The results show that the actual measured values are basically consistent with the theoretical values and are very close to the fitted curve; within the measured rotation angle range of 0 to 90 degrees, Iout exhibits linear output.
5. Discussion
The experimental results show that the initial output current value of the fitted curve is slightly less than 4 mA compared to the actual measured value. This is because during the experiment, the AM402 integrated circuit needs to be adjusted according to the actual output current value to achieve an initial bias current of 4 mA. During this adjustment, the sensor itself is affected by parasitic capacitance in the surrounding environment and the influence of the human body on the sensor, thus causing errors in the initial measurement results.

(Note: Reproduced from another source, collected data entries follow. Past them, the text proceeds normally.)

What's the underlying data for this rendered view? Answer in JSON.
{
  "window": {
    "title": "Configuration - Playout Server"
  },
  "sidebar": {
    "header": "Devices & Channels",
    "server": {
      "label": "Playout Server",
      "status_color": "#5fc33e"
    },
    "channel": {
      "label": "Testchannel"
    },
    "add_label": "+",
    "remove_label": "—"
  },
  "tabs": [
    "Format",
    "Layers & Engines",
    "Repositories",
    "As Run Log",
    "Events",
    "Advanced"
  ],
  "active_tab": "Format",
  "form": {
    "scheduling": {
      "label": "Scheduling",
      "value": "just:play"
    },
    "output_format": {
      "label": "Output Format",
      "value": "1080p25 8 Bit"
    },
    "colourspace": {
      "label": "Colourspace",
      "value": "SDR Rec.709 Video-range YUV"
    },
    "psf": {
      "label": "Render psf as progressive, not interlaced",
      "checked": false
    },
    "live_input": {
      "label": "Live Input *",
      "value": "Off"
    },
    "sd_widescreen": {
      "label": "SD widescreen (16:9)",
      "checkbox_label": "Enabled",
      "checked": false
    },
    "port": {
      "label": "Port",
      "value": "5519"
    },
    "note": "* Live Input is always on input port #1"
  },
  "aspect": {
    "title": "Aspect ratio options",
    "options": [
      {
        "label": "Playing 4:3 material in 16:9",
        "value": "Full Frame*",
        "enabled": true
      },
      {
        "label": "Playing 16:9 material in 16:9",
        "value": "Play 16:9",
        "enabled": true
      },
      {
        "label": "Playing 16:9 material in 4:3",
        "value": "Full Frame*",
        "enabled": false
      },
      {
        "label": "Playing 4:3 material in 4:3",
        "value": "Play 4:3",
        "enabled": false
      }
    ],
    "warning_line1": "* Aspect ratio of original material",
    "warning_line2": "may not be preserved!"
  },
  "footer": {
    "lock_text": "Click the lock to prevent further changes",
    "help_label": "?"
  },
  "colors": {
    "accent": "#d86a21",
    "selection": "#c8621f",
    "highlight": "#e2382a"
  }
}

Furthermore, the CAV424 circuit, which converts the capacitive sensor signal into voltage, also suffers from environmental interference and errors. The differential voltage output is amplified by the preamplifier section inside the AM402, affecting the output current value.
6. Conclusion
The novel capacitive angle sensor features a simple structure and can measure angle changes from 0 to 90 degrees. Using the CAV424 and AM402, the capacitance change signal can be converted into a standard 4–20 mA current output commonly used in industry. Experiments yielded a relatively ideal linear DC current signal, which can be widely used in practical angle measurement and automatic control. By shielding the sensor itself and its external components, external interference can be effectively reduced, thereby minimizing measurement errors.